W sercu linii produkcyjnej leży innowacyjne tworzywo TPE, czyli tzw. Thermoplastic Elastomer, które jest kluczowym elementem dywaników. Stanowiąc specjalną, autorską mieszankę opracowaną przez firmę, wyróżnia się tym, że nie zawiera substancji szkodliwych dla zdrowia. Tworzywo łączy elastyczność gumy z trwałością plastiku, co przekłada się na długotrwałą odporność dywaników na różnorodne warunki eksploatacyjne. Tworzywo TPE jest również wytrzymałe na ekstremalne temperatury i substancje chemiczne.

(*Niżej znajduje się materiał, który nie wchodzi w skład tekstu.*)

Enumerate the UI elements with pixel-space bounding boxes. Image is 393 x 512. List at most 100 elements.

– Nasz autorski materiał stworzyliśmy specjalnie do produkcji dywaników i wkładek do bagażnika. Zależało nam na opracowaniu takiej mieszanki, dzięki której finalne produkty będą nie tylko funkcjonalne, ale i łatwe w czyszczeniu, wytrzymałe i maksymalnie chroniące oryginalną podłogę auta. Wiedzieliśmy także, jak wielu kierowców zwraca uwagę na aspekt wizualny. W tej kwestii TPE okazało się świetnym pomysłem. Stanowi dobre rozwiązanie dla kierowców poszukujących akcesoriów samochodowych, które łączą w sobie innowacyjność, trwałość, ale także bezpieczeństwo – przekonuje Bartosz Frontczak, Chief Research and Development Officer, członek zarządu FroGum.

Co ciekawe, tworzywo TPE oraz system linii produkcyjnej pozwalają na to, aby wytwarzanie dywaników i wkładek do bagażnika w Grodzisku Mazowieckim odbywało się w duchu „zero waste”, gdzie najmniejszy miligram niewykorzystanego materiału zostaje przetworzony oraz spożytkowany w kolejnych produktach.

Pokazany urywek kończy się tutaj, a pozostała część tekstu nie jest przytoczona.